The governance of China in a changing world

BEIJING: Exactly one year ago Chinese President Xi Jinping delivered a speech in which he reflected on the exercise of power in the most populated country with the world’s oldest continuous culture on January 13, 2020. The speech is the last one of the 92 articles included in his work The Governance of China III. This third volume assembles President Xi’s speeches and texts delivered between October 18, 2017 and January 13, 2020 preceding the outbreak of the COVID-19 pandemic. However, the ideas in the book are clearly still valid today.

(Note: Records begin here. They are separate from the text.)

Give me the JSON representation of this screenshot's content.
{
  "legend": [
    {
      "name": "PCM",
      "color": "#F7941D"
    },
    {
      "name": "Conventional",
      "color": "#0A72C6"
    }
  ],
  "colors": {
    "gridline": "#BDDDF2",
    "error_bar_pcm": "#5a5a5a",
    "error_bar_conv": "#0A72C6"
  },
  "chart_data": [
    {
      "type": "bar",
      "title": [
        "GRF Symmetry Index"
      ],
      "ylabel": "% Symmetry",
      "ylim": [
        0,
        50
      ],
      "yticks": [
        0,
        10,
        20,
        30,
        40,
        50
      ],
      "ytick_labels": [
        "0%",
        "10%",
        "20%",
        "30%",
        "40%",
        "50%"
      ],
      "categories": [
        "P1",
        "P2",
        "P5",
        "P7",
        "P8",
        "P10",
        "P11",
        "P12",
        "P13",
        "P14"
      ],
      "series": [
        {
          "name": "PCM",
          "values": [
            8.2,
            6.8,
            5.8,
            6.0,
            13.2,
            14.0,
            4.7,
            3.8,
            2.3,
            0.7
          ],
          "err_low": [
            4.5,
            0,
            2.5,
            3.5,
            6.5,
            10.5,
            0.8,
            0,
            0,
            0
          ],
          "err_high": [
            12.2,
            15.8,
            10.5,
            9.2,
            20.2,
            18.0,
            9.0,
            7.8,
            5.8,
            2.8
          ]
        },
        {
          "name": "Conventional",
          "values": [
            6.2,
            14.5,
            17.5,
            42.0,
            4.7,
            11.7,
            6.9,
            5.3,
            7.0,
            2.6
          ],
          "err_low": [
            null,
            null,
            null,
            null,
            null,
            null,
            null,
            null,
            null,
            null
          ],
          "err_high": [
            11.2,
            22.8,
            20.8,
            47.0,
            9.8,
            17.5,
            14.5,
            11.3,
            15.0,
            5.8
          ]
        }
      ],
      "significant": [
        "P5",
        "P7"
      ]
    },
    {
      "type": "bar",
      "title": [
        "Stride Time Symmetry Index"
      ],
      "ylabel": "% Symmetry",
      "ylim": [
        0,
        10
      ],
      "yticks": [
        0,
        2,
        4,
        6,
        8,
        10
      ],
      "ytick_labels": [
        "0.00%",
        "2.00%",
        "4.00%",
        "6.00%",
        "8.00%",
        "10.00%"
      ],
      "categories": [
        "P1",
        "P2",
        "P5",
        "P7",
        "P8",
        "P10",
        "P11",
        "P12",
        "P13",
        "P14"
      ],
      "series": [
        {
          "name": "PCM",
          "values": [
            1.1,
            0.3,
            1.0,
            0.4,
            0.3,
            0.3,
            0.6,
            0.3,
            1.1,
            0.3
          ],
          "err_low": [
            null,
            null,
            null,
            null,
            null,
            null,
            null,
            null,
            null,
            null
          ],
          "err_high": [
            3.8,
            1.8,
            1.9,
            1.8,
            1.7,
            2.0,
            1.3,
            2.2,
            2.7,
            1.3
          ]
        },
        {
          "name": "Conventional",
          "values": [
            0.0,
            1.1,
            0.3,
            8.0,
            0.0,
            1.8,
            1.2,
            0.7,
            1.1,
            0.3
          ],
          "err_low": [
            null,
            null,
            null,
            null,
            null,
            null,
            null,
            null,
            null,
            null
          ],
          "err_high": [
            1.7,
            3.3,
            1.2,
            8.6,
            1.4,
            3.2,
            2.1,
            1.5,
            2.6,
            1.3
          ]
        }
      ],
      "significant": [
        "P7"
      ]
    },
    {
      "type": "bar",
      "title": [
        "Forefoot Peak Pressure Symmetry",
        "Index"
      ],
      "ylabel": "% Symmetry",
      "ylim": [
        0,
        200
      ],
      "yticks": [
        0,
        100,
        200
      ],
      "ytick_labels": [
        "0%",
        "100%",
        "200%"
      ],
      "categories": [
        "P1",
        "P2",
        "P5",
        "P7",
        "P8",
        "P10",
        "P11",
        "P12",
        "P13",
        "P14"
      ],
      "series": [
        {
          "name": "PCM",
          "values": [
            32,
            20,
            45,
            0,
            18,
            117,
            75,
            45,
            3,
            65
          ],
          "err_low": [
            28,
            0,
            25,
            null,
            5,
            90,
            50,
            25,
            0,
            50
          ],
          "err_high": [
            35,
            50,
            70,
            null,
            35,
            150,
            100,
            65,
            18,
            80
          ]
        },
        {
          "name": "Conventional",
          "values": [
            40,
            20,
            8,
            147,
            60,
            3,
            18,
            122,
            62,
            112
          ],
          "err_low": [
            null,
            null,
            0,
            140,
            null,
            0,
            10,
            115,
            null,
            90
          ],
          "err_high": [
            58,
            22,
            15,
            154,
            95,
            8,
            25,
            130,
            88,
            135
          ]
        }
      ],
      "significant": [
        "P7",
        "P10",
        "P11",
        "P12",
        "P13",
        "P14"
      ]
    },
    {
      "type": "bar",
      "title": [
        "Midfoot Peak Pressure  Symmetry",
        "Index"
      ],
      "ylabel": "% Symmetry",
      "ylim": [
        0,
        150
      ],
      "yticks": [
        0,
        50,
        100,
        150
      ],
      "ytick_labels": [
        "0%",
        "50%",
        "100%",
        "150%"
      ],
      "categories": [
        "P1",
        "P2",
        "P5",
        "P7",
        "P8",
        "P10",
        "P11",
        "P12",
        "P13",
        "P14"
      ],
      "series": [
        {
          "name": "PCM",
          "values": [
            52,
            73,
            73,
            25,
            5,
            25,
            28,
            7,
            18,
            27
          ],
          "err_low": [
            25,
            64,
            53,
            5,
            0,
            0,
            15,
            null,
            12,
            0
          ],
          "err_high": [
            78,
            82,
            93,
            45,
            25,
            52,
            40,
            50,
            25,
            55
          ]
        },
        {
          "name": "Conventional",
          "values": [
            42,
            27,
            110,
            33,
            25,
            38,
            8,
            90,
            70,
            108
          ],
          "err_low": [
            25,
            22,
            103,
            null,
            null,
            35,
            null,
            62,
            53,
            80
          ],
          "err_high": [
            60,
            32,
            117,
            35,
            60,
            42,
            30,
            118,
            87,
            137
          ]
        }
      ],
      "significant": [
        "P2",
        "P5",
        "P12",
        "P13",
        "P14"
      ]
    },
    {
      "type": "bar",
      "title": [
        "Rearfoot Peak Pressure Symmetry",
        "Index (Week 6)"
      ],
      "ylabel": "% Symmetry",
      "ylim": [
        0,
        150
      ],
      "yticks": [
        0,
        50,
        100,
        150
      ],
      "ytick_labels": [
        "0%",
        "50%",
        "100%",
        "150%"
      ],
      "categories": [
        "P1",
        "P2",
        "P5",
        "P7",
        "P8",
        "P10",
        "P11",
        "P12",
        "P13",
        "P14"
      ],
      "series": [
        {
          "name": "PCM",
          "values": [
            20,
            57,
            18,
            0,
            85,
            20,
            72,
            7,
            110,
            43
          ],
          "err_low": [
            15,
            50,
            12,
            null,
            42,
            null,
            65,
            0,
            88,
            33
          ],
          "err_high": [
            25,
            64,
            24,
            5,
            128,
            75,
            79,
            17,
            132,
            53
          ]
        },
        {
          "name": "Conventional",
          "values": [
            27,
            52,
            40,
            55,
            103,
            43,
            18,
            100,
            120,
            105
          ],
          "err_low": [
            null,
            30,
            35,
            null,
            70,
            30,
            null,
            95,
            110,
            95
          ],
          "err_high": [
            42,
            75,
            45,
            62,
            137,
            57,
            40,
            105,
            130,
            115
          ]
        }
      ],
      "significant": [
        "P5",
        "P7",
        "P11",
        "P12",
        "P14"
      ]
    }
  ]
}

Several insights attract readers’ attention from the start. At the national level, Xi’s goal of realizing rejuvenation of the Chinese nation manifests itself in multiple ways, with the most striking one being the unleashing of the country’s vitality leading to the greatest economic growth in humankind’s history. During 2020, such vitality had not been subdued by the pandemic, but on the contrary, remained strong. Despite the still uncertain global economic outlook, the World Bank projected that China’s GDP growth will accelerate to 7.9 percent in 2021. At the same time, the pandemic also reinforces Xi’s assessment that the current world is facing changes unseen in a century. In contrast with volatile international situations and the alarming domestic division in the United States, the world largest economy, also the representative of Western democracy, China’s incredible feats unfolding before our eyes make people believe that it will not be long before the country can realize the Chinese Dream of national rejuvenation. Indeed, anyone who dispassionately observes the crisis in the U.S. Capitol, where hordes of vandals stormed the building encouraged by the sitting American president himself, against the backdrop of tens of millions of citizens who do not trust the mechanisms of their own democracy, knows that we are witnessing a major change with remarkable potential echo in international politics. U.S. democracy, seen as a model in the West for two centuries, is cracking dramatically due to internal causes.
In the West, it’s usually the case that politicians trumpet short-term goals to win over voters, while statesmen who think deeply or adopt a long-term approach are hardly recognized and seem to belong to the past.